Platone – La scrittura e la memoria

Ho sentito narrare che presso Naucrati d’Egitto c’era uno degli antichi dèi del paese, al quale era sacro l’uccello chiamato ibis, e il nome di quel dio era Theuth [Thot]. Di lui dicono che fosse l’inventore dei numeri, del calcolo, della geometria e dell’astronomia, nonché del gioco del tavoliere e dei dadi, e infine delle lettere dell’alfabeto.
ThothRe di tutto quanto l’Egitto era a quel tempo Thamus, che abitava nella grande città dell’Alto Nilo: i Greci la chiamano Tebe Egizia, e chiamano Ammone il suo dio.

Theuth venne presso il re, gli rivelò quelle sue arti e disse che bisognava insegnarle a tutti gli Egizi. E il re gli domandò quale fosse l’utilità di ciascuna di quelle arti e, mentre il dio gliela spiegava, a seconda che gli sembrava che dicesse bene o non bene, disapprovava oppure lodava.
A quel che si narra, su ciascuna arte Thamus aveva da fare a Theuth molte osservazioni, pro e contro, ma sarebbe troppo lungo esporle.

Ma quando si giunse alla scrittura: «Questa scienza, o re – disse Theuth – renderà gli Egiziani più sapienti e arricchirà la loro memoria, perché questa scoperta è una medicina per la sapienza e per la memoria».

E il re rispose: «O ingegnosissimo Theuth, le cose dell’Arte, c’è chi è capace di metterle al mondo, e chi invece è capace di giudicare quale grado di danno o di beneficio ne verrà a quelli che le useranno.
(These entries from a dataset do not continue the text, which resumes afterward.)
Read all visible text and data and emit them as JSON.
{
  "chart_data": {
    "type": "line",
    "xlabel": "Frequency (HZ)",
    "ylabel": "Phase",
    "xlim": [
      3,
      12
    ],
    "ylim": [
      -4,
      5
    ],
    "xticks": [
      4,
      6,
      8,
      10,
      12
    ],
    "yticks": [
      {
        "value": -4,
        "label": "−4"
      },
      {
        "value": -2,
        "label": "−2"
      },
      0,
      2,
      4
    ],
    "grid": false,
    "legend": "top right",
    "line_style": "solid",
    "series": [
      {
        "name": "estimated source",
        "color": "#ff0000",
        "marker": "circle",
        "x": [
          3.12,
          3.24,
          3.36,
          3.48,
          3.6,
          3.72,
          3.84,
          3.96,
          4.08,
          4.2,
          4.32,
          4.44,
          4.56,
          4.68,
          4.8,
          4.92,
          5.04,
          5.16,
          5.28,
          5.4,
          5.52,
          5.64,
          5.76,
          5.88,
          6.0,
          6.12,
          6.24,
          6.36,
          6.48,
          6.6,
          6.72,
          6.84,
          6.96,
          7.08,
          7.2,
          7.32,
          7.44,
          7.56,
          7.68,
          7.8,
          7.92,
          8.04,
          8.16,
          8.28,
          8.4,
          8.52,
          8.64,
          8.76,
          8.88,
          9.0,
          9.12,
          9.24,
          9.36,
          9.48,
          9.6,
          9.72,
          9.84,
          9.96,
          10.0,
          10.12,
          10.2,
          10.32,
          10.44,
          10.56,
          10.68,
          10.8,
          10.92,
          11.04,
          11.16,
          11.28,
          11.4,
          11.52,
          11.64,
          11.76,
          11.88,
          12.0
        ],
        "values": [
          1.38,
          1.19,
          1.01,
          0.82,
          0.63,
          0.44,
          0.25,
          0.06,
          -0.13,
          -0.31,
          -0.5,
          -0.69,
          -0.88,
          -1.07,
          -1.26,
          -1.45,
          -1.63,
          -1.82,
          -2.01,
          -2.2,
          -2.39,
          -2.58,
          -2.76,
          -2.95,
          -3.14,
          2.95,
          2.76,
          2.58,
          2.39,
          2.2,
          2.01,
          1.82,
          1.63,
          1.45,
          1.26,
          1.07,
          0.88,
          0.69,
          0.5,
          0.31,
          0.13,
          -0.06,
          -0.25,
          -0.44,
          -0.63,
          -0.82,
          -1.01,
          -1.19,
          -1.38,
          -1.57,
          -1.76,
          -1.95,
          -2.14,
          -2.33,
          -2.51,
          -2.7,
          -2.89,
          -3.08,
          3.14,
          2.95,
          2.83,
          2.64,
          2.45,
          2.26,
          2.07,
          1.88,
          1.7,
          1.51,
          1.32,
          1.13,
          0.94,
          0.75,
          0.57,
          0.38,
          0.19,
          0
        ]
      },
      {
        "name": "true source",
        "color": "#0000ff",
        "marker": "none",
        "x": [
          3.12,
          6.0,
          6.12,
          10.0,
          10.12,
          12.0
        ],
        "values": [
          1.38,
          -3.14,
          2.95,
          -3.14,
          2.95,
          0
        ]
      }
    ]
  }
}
E così ora tu, in quanto padre delle lettere dell’alfabeto, per benevolenza [verso la tua creatura] hai detto il contrario di quello che essa può [fare]. Infatti, [la scoperta della scrittura] avrà per effetto di produrre [non memoria, come sostieni tu, ma] dimenticanza nella mente di coloro che l’impareranno, perché, fidandosi di quanto è scritto, si abitueranno a richiamare le cose alla mente non più all’interno di se stessi, ma dal di fuori mediante segni estranei: dunque tu hai trovato sì la medicina, non però della memoria, ma del richiamo alla memoria. Ai tuoi discepoli tu offri una credenza di sapienza (δόξαν σοφίας), non una sapienza autentica (αλήθειαν): infatti, essi, divenendo grazie a te uditori di molte cose (πολυήκοοι) senza insegnamento, si crederanno conoscitori di molte cose, mentre perlopiù di fatto non le sapranno, e sarà difficile discorrere con loro, perché sono diventati portatori di “si dice”, invece che sapienti».